You can make the argument that it all forms a continuum of “oppression” by the powers-that-be, but as much as I am anti-war and pro-choice, it’s just spliiting the attention the unions should be focusing on labor issues exclusively.
It’s like when an anti-war rally ends up as a forum for every Leftist cause from saving the redwoods to freeing Mumia, instead of focusing on the issue at hand.
And as a result, the right-wing can whip up resentment toward unions in the conservative working class and use it to push things like the “paycheck protection” initiative we now have to deal with here in California.
O for heaven’s sakes. And just what percentage of union effort is spent showing up at anti-war rallies? Certainly less than one percent.

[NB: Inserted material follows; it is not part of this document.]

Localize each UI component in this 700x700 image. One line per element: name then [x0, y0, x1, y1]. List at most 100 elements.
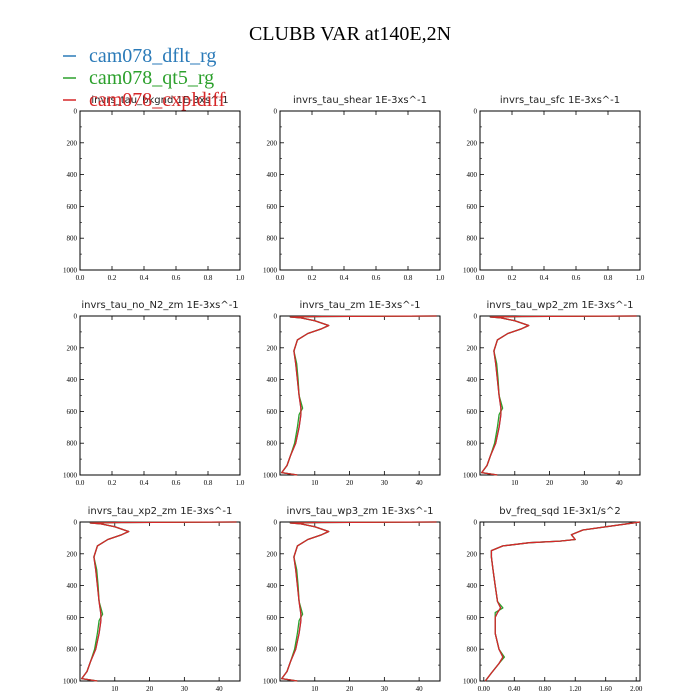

But maybe they should have been more concerned about foreign policy. How many jobs would be going overseas if the workers in foreign countries were unionized? How many schools and clinics could we buy for the cost of one aircraft carrier? How much did we spend on our 10,000 (formerly 22,000) nuclear warheads and delivery systems?
Instead, AFL-CIO unions lobbied for more military spending. They stood by and twiddled their thumbs (or served as conduits for CIA money, in the case of the attempted coup against Chavez in Venezuela) while labor leaders were assassinated in foreign countries. And now- here’s a real shocker- our entire defense is threatened by a senseless war in Iraq brought to you by the nation’s foremost war profiteers.
Connect the dots, folks- keeping foreign labor weak has made domestic labor weak. This is not a tough concept to grasp.